Real-time snap-shots transit cell velocity of a representative example of all the experiments performed of (A) resa1+, and (B) resa1-KO ring-stage Pf-RBCs, forced to traverse through 3 μm successive constrictions in micro-sized channels at a constant pressure gradient of 0.24 Pa μm⁻¹. Pf-RBCs are labelled fluorescently using Thiazole orange. Yellow arrows indicate individual parasite-free RBC. (C). Illustrative example of all the transit cell velocity measurements performed. Each open circle represents the spatial position (μm) as a function of time (s) of individual resa1+ (red) and resa1-KO (green) Pf-RBCs compared to parasite-free RBCs (grey) calculated from Figure 3A and B.

Figure 4. Transit cell velocity of ring-stage Pf-RBCs at body temperature.

Transit cell velocities of (A) resa1+, (B) resa1-KO and (C) resa1-rev ring-stage Pf-RBCs compared to corresponding co-cultured parasite-free RBCs, passing through 3 μm constrictions in micro-sized channels. Measurements were performed at 37°C at a constant pressure gradient of 0.24 Pa μm⁻¹. Each open circle represents an individual cell measurement. Significant differences are shown as * (p < 10⁻⁹) values.

Figure 5. Transit cell velocity of ring-stage Pf-RBCs at body and febrile temperature.

Transit cell velocities of parasite-free RBCs (black), resa1+ (red), resa1-KO (blue) and resa1-rev (green) ring-stage Pf-RBCs, measured at 37°C and 41°C. Measurements were performed at a constant pressure gradient of 0.24 Pa μm⁻¹. Each open circle represents an individual cell measurement. Significant differences are shown as * (p < 0.01) values.

Figure 6. Incubation at febrile temperature increases retention rate by microspheres of RESA expressing Pf-RBCs (resa1-rev) and not of resa1-KO ring-stage Pf-RBCs.

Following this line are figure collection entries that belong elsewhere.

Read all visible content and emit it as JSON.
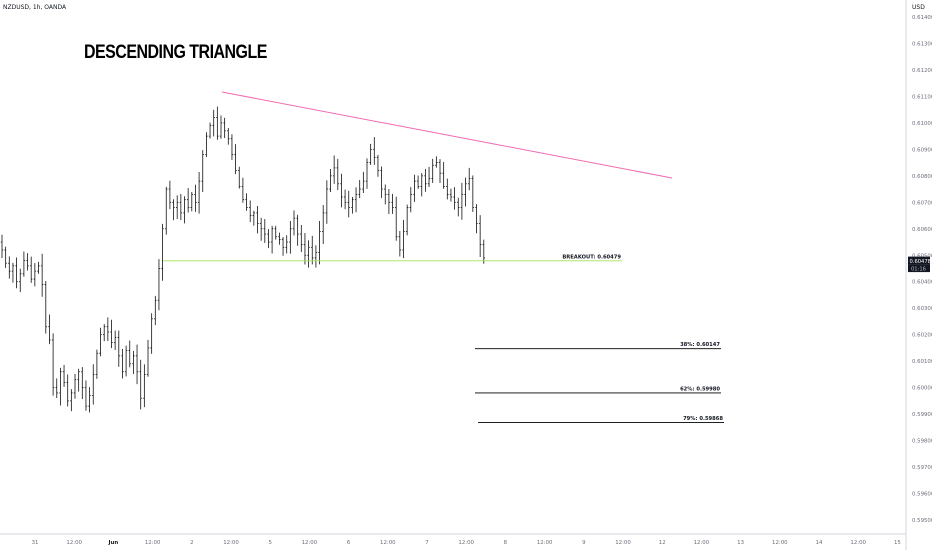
{
  "header": {
    "symbol": "NZDUSD, 1h, OANDA",
    "currency": "USD"
  },
  "chart_data": {
    "type": "ohlc",
    "title": "DESCENDING TRIANGLE",
    "ylim": [
      0.5945,
      0.6145
    ],
    "y_ticks": [
      "0.61400",
      "0.61300",
      "0.61200",
      "0.61100",
      "0.61000",
      "0.60900",
      "0.60800",
      "0.60700",
      "0.60600",
      "0.60500",
      "0.60400",
      "0.60300",
      "0.60200",
      "0.60100",
      "0.60000",
      "0.59900",
      "0.59800",
      "0.59700",
      "0.59600",
      "0.59500"
    ],
    "x_ticks": [
      "31",
      "12:00",
      "Jun",
      "12:00",
      "2",
      "12:00",
      "5",
      "12:00",
      "6",
      "12:00",
      "7",
      "12:00",
      "8",
      "12:00",
      "9",
      "12:00",
      "12",
      "12:00",
      "13",
      "12:00",
      "14",
      "12:00",
      "15"
    ],
    "last_price": "0.60478",
    "countdown": "01:16",
    "lines": [
      {
        "label": "BREAKOUT: 0.60479",
        "price": 0.60479,
        "kind": "breakout",
        "color": "#a5e05a"
      },
      {
        "label": "38%: 0.60147",
        "price": 0.60147,
        "kind": "target",
        "color": "#000000"
      },
      {
        "label": "62%: 0.59980",
        "price": 0.5998,
        "kind": "target",
        "color": "#000000"
      },
      {
        "label": "79%: 0.59868",
        "price": 0.59868,
        "kind": "target",
        "color": "#000000"
      }
    ],
    "trendline": {
      "color": "#f06bb0"
    },
    "closes": [
      0.6052,
      0.6047,
      0.6044,
      0.6046,
      0.604,
      0.6043,
      0.6048,
      0.6046,
      0.6041,
      0.6044,
      0.6046,
      0.6039,
      0.6023,
      0.6018,
      0.6,
      0.5998,
      0.6006,
      0.6002,
      0.5995,
      0.5998,
      0.6003,
      0.6006,
      0.6,
      0.5993,
      0.5997,
      0.6005,
      0.6013,
      0.602,
      0.6023,
      0.6021,
      0.6017,
      0.6019,
      0.6012,
      0.6006,
      0.6014,
      0.6009,
      0.6012,
      0.6006,
      0.5996,
      0.6005,
      0.6015,
      0.6026,
      0.6033,
      0.6045,
      0.606,
      0.6075,
      0.607,
      0.6068,
      0.607,
      0.6066,
      0.6071,
      0.6068,
      0.6073,
      0.607,
      0.6078,
      0.6088,
      0.6095,
      0.6099,
      0.6102,
      0.6095,
      0.61,
      0.6097,
      0.6094,
      0.6088,
      0.6082,
      0.6076,
      0.6071,
      0.6068,
      0.6065,
      0.6066,
      0.6062,
      0.606,
      0.6058,
      0.6055,
      0.606,
      0.6057,
      0.6056,
      0.6053,
      0.6055,
      0.606,
      0.6064,
      0.6058,
      0.6054,
      0.605,
      0.6053,
      0.6049,
      0.6051,
      0.6059,
      0.6066,
      0.6075,
      0.608,
      0.6083,
      0.6077,
      0.6072,
      0.607,
      0.6068,
      0.6071,
      0.6073,
      0.6075,
      0.6078,
      0.6085,
      0.609,
      0.6087,
      0.6082,
      0.6075,
      0.6073,
      0.607,
      0.6068,
      0.6057,
      0.6052,
      0.6059,
      0.6068,
      0.6073,
      0.6078,
      0.6076,
      0.608,
      0.6077,
      0.6079,
      0.6084,
      0.6085,
      0.6081,
      0.6076,
      0.6073,
      0.6072,
      0.607,
      0.6068,
      0.6073,
      0.6077,
      0.6079,
      0.6068,
      0.6062,
      0.6054,
      0.6049
    ]
  }
}
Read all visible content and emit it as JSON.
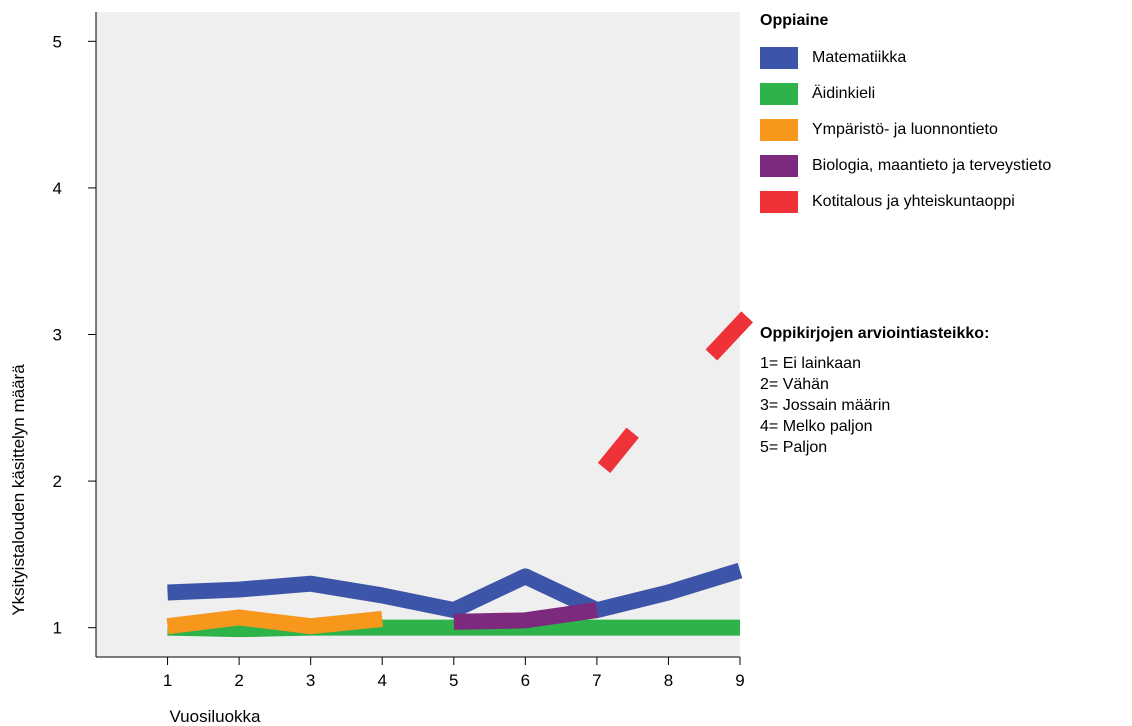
{
  "chart_data": {
    "type": "line",
    "xlabel": "Vuosiluokka",
    "ylabel": "Yksityistalouden käsittelyn määrä",
    "x": [
      1,
      2,
      3,
      4,
      5,
      6,
      7,
      8,
      9
    ],
    "xlim": [
      0,
      9
    ],
    "ylim": [
      0.8,
      5.2
    ],
    "yticks": [
      1,
      2,
      3,
      4,
      5
    ],
    "grid": false,
    "legend_title": "Oppiaine",
    "legend_position": "right",
    "series": [
      {
        "name": "Matematiikka",
        "color": "#3d55a8",
        "points": [
          [
            1,
            1.24
          ],
          [
            2,
            1.26
          ],
          [
            3,
            1.3
          ],
          [
            4,
            1.22
          ],
          [
            5,
            1.12
          ],
          [
            6,
            1.35
          ],
          [
            7,
            1.12
          ],
          [
            8,
            1.24
          ],
          [
            9,
            1.39
          ]
        ]
      },
      {
        "name": "Äidinkieli",
        "color": "#2db34a",
        "points": [
          [
            1,
            1.0
          ],
          [
            2,
            0.99
          ],
          [
            3,
            1.0
          ],
          [
            4,
            1.0
          ],
          [
            5,
            1.0
          ],
          [
            6,
            1.0
          ],
          [
            7,
            1.0
          ],
          [
            8,
            1.0
          ],
          [
            9,
            1.0
          ]
        ]
      },
      {
        "name": "Ympäristö- ja luonnontieto",
        "color": "#f7981d",
        "points": [
          [
            1,
            1.01
          ],
          [
            2,
            1.07
          ],
          [
            3,
            1.01
          ],
          [
            4,
            1.06
          ]
        ]
      },
      {
        "name": "Biologia, maantieto ja terveystieto",
        "color": "#7d2a7e",
        "points": [
          [
            5,
            1.04
          ],
          [
            6,
            1.05
          ],
          [
            7,
            1.12
          ]
        ]
      },
      {
        "name": "Kotitalous ja yhteiskuntaoppi",
        "color": "#ee3238",
        "segments": [
          [
            [
              7.1,
              2.09
            ],
            [
              7.5,
              2.33
            ]
          ],
          [
            [
              8.6,
              2.86
            ],
            [
              9.1,
              3.12
            ]
          ]
        ]
      }
    ]
  },
  "scale": {
    "title": "Oppikirjojen arviointiasteikko:",
    "items": [
      "1= Ei lainkaan",
      "2= Vähän",
      "3= Jossain määrin",
      "4= Melko paljon",
      "5= Paljon"
    ]
  }
}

(A) Synchronized cultures (15–18 h rings) of resa1-rev (red) and resa1-KO (blue) Pf-RBCs adjusted to 2% hematocrit and 10% parasitemia, were incubated at either at 37°C or 40°C for 3 h. Error bars represent the standard deviation. (B) Highly synchronized parasite cultures (12–15 h, 15–18 h, 18–21 h and 21–24 h after invasion) of resa1-rev (red) and resa1-KO (blue) Pf-RBCs adjusted to 2% hematocrit and 5% parasitemia, were incubated at 40°C for 2 h. Error bars represent the standard deviation. The p values for resa1-rev/resa1-KO are 0.07 for 12–15 h; 0.00066 for 15–18 h; 0.397 for 18–21 h, and 0.641 for 21–24 h.